January 24, 2019
Crowdsourcing marketing strategy
We’re all familiar with the term crowdfunding; it’s when small to medium businesses are able to generate money for their projects by promoting them via a funding platform such as Kickstarter. The idea is to have as many people as possible donate a small amount of money to ensure the project comes to fruition.
Meanwhile, crowdsourcing is crowdfunding’s lesser-known sister. Instead of donating money, people are asked to provide ideas to the business so they can develop an innovative product. When applied correctly, crowdsourcing can be an effective way to generate publicity for your brand and boost sales.
The elements behind a successful crowdsourcing campaign
For crowdsourcing to be effective, the following conditions should be met:
- The product is simple
- The participating crowd has relevant motivation and expertise
- The method for collecting ideas has specific settings (for example, a contest with clear terms and conditions)
- The crowd is large and diverse enough
Let’s look at how crowdsourcing can add value to your marketing strategy:
1. Crowdsourcing is a useful market research tool
Sure, there’s nothing wrong with your R&D team or the guy who’s responsible for product development, but crowds are actually more useful when it comes to generating innovative product ideas. In fact, the “wisdom of crowds” is a well-researched idea in psychology and neuromarketing, suggesting that decisions made by crowds are more effective, more reliable, and have lower lead times than decisions made by small in-house teams.
An example of a successful crowdsourcing campaign is PepsiCo’s “Do us a flavor” competition where customers are invited to pitch the next new Frito-Lays chip flavor. After four finalists are selected, the public can then vote for their favorite flavor.
Source: Nashville Scene
As you can see, crowdsourcing allows you to find out what your customers actually want and what products are more likely to be successful in the market. Capturing these ideas can be as simple as adding a form to your website and feeding that data into marketing automation software such as Autopilot.

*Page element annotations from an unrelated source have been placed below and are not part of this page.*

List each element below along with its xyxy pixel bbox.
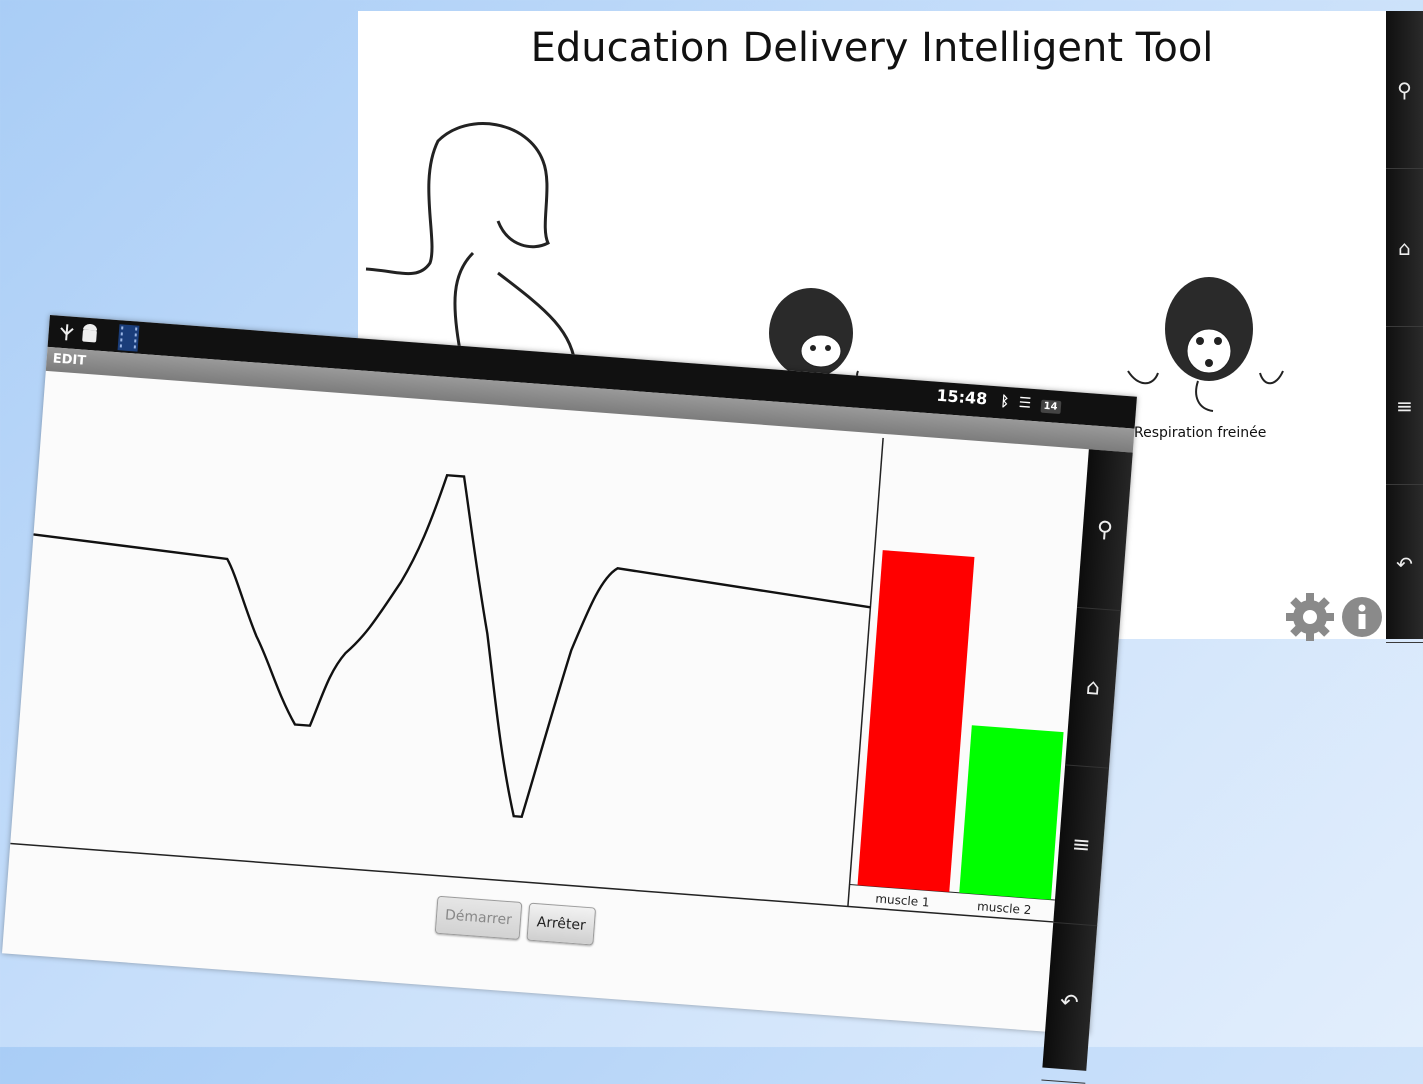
signal-and-bars: muscle 1 muscle 2 (10, 437, 1064, 923)
bar-label-muscle-1: muscle 1 (875, 892, 930, 910)
bar-label-muscle-2: muscle 2 (977, 899, 1032, 917)
film-icon (117, 324, 140, 352)
stop-button[interactable]: Arrêter (526, 902, 597, 946)
emg-signal-line (33, 473, 871, 819)
menu-icon[interactable]: ≡ (1386, 327, 1423, 485)
back-icon[interactable]: ↶ (1386, 485, 1423, 643)
tablet-app-window: 15:48 ᛒ ☰ 14 EDIT muscle 1 muscle 2 Déma… (2, 315, 1137, 1084)
silhouette (365, 122, 578, 372)
info-icon[interactable] (1342, 597, 1382, 637)
battery-level: 14 (1040, 399, 1061, 415)
start-button[interactable]: Démarrer (434, 895, 523, 940)
tool-icons (1286, 593, 1382, 641)
home-icon[interactable]: ⌂ (1386, 169, 1423, 327)
character-1 (757, 288, 891, 383)
gear-icon[interactable] (1286, 593, 1334, 641)
bar-muscle-2 (959, 725, 1064, 900)
status-area: 15:48 ᛒ ☰ 14 (935, 385, 1062, 415)
bluetooth-icon: ᛒ (1000, 393, 1010, 411)
system-nav-bar: ⚲ ⌂ ≡ ↶ (1386, 11, 1423, 643)
search-icon[interactable]: ⚲ (1386, 11, 1423, 169)
usb-icon (60, 324, 74, 341)
android-icon (82, 324, 97, 343)
bar-muscle-1 (857, 550, 975, 893)
clock: 15:48 (935, 385, 988, 409)
character-2 (1127, 277, 1284, 412)
wifi-icon: ☰ (1018, 394, 1032, 412)
character-caption: Respiration freinée (1134, 425, 1267, 441)
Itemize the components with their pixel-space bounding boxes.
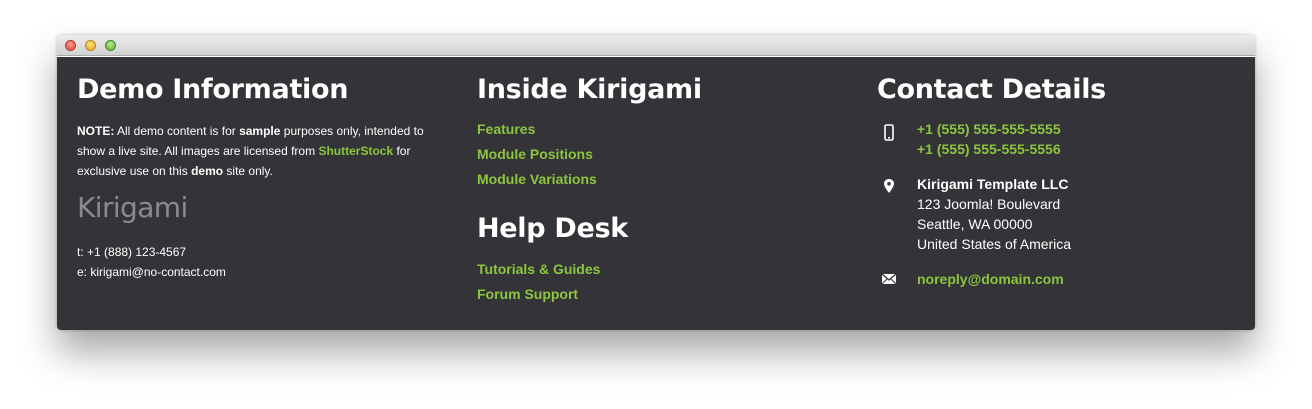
minimize-window-button[interactable] bbox=[85, 40, 96, 51]
inside-kirigami-heading: Inside Kirigami bbox=[477, 74, 702, 105]
close-window-button[interactable] bbox=[65, 40, 76, 51]
module-variations-link[interactable]: Module Variations bbox=[477, 171, 597, 187]
kirigami-logo: Kirigami bbox=[77, 191, 188, 224]
tutorials-guides-link[interactable]: Tutorials & Guides bbox=[477, 261, 600, 277]
forum-support-link[interactable]: Forum Support bbox=[477, 286, 578, 302]
contact-email-link[interactable]: noreply@domain.com bbox=[917, 269, 1064, 289]
note-text-1: All demo content is for bbox=[114, 124, 240, 138]
demo-information-heading: Demo Information bbox=[77, 74, 349, 105]
demo-note-paragraph: NOTE: All demo content is for sample pur… bbox=[77, 121, 437, 181]
features-link[interactable]: Features bbox=[477, 121, 535, 137]
phone-icon bbox=[877, 123, 901, 143]
note-demo: demo bbox=[191, 164, 224, 178]
browser-window: Demo Information NOTE: All demo content … bbox=[57, 35, 1255, 330]
footer-section: Demo Information NOTE: All demo content … bbox=[57, 57, 1255, 330]
contact-details-heading: Contact Details bbox=[877, 74, 1106, 105]
zoom-window-button[interactable] bbox=[105, 40, 116, 51]
demo-email: e: kirigami@no-contact.com bbox=[77, 265, 226, 279]
address-line-2: Seattle, WA 00000 bbox=[917, 216, 1033, 232]
address-line-1: 123 Joomla! Boulevard bbox=[917, 196, 1061, 212]
shutterstock-link[interactable]: ShutterStock bbox=[318, 144, 393, 158]
address-line-3: United States of America bbox=[917, 236, 1072, 252]
contact-phone-1[interactable]: +1 (555) 555-555-5555 bbox=[917, 119, 1061, 139]
window-titlebar bbox=[57, 35, 1255, 56]
note-sample: sample bbox=[239, 124, 281, 138]
note-label: NOTE: bbox=[77, 124, 115, 138]
location-pin-icon bbox=[877, 177, 901, 197]
envelope-icon bbox=[877, 270, 901, 290]
help-desk-heading: Help Desk bbox=[477, 213, 628, 244]
contact-phone-2[interactable]: +1 (555) 555-555-5556 bbox=[917, 139, 1061, 159]
company-name: Kirigami Template LLC bbox=[917, 176, 1069, 192]
module-positions-link[interactable]: Module Positions bbox=[477, 146, 593, 162]
demo-phone: t: +1 (888) 123-4567 bbox=[77, 245, 187, 259]
note-text-4: site only. bbox=[223, 164, 273, 178]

2. Crowdsourcing can boost sales
A "salient attribute" refers to an aspect of a product that leads the customer to hold certain beliefs about the product. For example, a customer may believe that an organic brand of apples is tastier than the conventional brand, purely because the label says it’s organic; a wine snob may be given a choice between two bottles of Shiraz, one Australian and the other French. They are both made from the same grape; however, he chooses the French one because of the general perception that French wines are superior.
So how does this concept apply to crowdsourcing? Customers are more likely to believe that the quality of your product is higher if other customers contributed to its development. The idea behind this is that if a product is developed by fellow consumers rather than two in-house product developers, the product is more likely to meet your needs. Merely adding the phrase “customer-ideated” to your product’s packaging, website or social media channels can be an effective way to drive sales by almost 20% (New Neuro Marketing).
3. Crowdsourcing allows you to obtain valuable customer data
Contests are an awesome way to generate ideas from customers — as well as capture their data. You can create a form on your website to capture customer data and build your mailing list.
If possible, try adding demographic questions such as age, gender, or location to your form. You can feed the responses into Smart Segments to aggregate this data, using it to drive conversions. Later down the track, you can also use Smart Segments to monitor event-based actions such as email open rates and cart abandonment rates to discover how your customers are interacting with your brand.